On suit une bande de mecs qui vivent là comme dans un aquarium. Au milieu de cette bande, il y a Jonas et ce qui le différencie des autres c’est qu’il a un talent. C’est un boxeur. Mais Fief c’est avant tout une chronique à la première personne de ce qui se passe quand il ne se passe rien. L’exploration d’un passage, d’un moment charnière dans la vie de Jonas où il quitte l’innocence et découvre la mélancolie poisseuse de sa situation.

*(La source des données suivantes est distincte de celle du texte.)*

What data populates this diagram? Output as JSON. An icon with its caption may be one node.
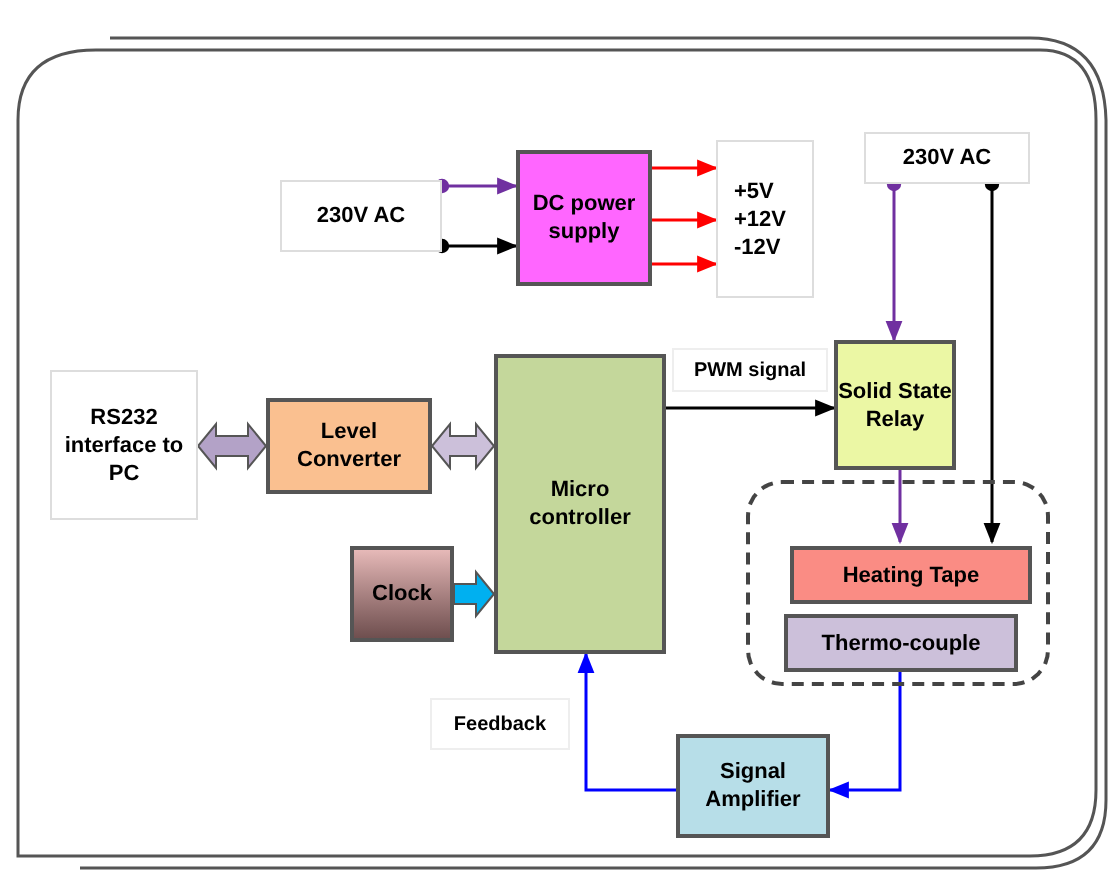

Dans le roman de David Lopez aucun lieu n’a de nom, les personnages ont tous des surnoms, pourtant nous avons l’impression que l’auteur raconte nos histoires, nos lieux et nos amis. C’est de la classe moyenne qu’il s’agit, ce spectre si large des «ni pauvres ni riches», ceux qui n’ont ni adversaires, ni alliés, ceux qui sont seuls. Cette histoire c’est celle de notre adolescence, celle de nos grands frères et encore celle de certains de nos amis.
Et c’est parce que le texte est percutant dans son rythme, dans son humour, dans son utilisation du langage et qu’il laisse un goût doux-amer, qu’il soit dans un combat de boxe, dans une relation amoureuse ou dans une sortie en ville entre amis que nous avons envie de lui donner un corps et une voix.